The judge added that the parties will review the 2014/2015 Collective Bargain Agreement (CBA) and any antecedent policy to accommodate the union member's rights to observe their day of worship and within reason limitations.

However, in a KTGA's Memo seen by The Standard, signed by KTGA's Executive officer Apollo Kiarii, indicated that it would only effect five per cent increment as it was still reviewing the full economic impact of the judgment and its effect to the sustainability of the business.

"As a result we have made to the court application of stay in the implementation of the order, lawyers from both parties will be appearing before the court on June 28 to present their argument on the application after which an appropriate order would be made,

"In order to alleviate from the length of time the court process has taken an interim of five per cent and five per cent (without prejudice) would be made with June salaries," said Kiarii in the letter.

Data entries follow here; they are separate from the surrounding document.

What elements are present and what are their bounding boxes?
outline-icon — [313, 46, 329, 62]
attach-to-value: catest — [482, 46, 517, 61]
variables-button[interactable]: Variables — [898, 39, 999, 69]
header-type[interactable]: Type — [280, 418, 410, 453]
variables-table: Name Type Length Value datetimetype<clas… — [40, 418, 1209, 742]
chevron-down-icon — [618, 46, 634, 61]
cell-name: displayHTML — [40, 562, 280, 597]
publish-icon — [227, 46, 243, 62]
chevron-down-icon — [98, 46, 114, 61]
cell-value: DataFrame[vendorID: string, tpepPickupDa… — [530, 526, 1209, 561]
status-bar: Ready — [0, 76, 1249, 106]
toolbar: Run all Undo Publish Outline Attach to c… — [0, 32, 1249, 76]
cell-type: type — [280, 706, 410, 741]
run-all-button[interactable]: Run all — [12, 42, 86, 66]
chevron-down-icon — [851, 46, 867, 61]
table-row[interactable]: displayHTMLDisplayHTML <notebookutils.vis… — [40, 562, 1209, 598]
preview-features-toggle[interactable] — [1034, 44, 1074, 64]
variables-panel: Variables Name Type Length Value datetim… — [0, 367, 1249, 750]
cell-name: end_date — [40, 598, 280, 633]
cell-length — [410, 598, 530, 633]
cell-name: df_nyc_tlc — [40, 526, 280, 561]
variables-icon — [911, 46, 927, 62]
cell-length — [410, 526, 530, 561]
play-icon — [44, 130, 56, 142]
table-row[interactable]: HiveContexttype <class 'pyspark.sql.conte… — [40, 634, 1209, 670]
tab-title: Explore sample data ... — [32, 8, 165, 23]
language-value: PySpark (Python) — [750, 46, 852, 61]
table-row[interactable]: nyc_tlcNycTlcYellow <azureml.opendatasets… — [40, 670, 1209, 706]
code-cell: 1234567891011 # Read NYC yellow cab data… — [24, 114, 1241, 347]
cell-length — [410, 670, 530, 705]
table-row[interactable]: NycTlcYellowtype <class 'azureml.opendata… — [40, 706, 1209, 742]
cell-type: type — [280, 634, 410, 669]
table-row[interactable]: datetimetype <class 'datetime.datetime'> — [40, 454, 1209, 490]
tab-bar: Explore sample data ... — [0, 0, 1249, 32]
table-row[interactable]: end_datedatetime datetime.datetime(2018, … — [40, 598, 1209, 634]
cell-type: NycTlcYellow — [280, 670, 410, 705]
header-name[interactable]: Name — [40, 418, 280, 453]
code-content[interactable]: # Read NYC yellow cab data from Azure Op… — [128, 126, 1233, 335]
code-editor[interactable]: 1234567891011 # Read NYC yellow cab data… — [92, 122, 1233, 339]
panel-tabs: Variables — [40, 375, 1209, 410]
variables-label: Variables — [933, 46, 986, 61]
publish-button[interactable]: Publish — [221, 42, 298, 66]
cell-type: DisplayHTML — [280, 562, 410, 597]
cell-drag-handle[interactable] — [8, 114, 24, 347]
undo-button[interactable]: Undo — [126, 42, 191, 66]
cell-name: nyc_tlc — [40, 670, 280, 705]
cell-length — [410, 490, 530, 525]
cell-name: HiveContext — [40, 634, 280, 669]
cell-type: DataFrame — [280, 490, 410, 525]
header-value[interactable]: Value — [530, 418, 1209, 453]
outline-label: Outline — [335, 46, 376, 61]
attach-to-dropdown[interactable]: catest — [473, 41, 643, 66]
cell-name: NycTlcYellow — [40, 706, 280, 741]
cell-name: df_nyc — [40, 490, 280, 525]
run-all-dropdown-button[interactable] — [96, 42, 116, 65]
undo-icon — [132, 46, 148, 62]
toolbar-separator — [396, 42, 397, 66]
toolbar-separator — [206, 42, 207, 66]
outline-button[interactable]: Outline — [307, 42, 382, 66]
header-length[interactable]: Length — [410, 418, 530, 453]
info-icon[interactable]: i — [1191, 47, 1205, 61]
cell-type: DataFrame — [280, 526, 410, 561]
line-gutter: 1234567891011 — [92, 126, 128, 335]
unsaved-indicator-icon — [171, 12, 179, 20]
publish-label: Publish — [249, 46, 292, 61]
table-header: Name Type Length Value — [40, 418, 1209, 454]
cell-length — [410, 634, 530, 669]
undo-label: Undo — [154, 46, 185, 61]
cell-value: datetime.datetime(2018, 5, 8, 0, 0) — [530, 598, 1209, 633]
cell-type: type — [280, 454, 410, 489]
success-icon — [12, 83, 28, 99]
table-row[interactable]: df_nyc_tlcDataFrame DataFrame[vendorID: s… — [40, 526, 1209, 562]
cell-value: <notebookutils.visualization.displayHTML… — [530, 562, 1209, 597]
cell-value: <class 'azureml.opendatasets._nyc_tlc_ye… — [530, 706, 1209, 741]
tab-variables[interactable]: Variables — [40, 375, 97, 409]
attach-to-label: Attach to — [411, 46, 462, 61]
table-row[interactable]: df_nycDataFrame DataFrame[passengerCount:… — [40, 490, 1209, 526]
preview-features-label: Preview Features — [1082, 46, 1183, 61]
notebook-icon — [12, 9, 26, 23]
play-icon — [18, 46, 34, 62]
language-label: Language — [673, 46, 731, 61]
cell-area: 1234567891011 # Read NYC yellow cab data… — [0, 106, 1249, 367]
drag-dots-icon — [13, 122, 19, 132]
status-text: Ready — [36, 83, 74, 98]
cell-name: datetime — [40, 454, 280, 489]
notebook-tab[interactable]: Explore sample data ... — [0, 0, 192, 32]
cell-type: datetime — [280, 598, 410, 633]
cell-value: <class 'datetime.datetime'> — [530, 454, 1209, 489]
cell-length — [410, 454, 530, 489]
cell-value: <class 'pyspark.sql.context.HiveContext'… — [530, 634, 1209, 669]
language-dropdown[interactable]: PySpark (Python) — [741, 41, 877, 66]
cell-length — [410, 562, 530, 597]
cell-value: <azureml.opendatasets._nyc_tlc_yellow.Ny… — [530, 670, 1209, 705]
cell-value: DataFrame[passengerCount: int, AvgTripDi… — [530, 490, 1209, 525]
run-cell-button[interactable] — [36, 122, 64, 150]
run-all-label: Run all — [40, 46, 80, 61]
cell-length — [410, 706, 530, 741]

On Tuesday, the tea pluckers who talked to The Standard said they would not be intimidated to resume work until their employers implement the pay increase.

"How can the tea companies expect us to obey a court yet there is also an initial court order which they are trying to disobey. Let them lead by example and we would follow suit," said a tea picker from Workshop tea estate.

Some of the tea companies affected include James Finlays, Sotic highlands tea estates, Williamson, Kapchorua, Kipkebe , Nandi, Gakoe, Mogusii, Karirana, Kerumbe, Kamiti, Tea Research institute among others.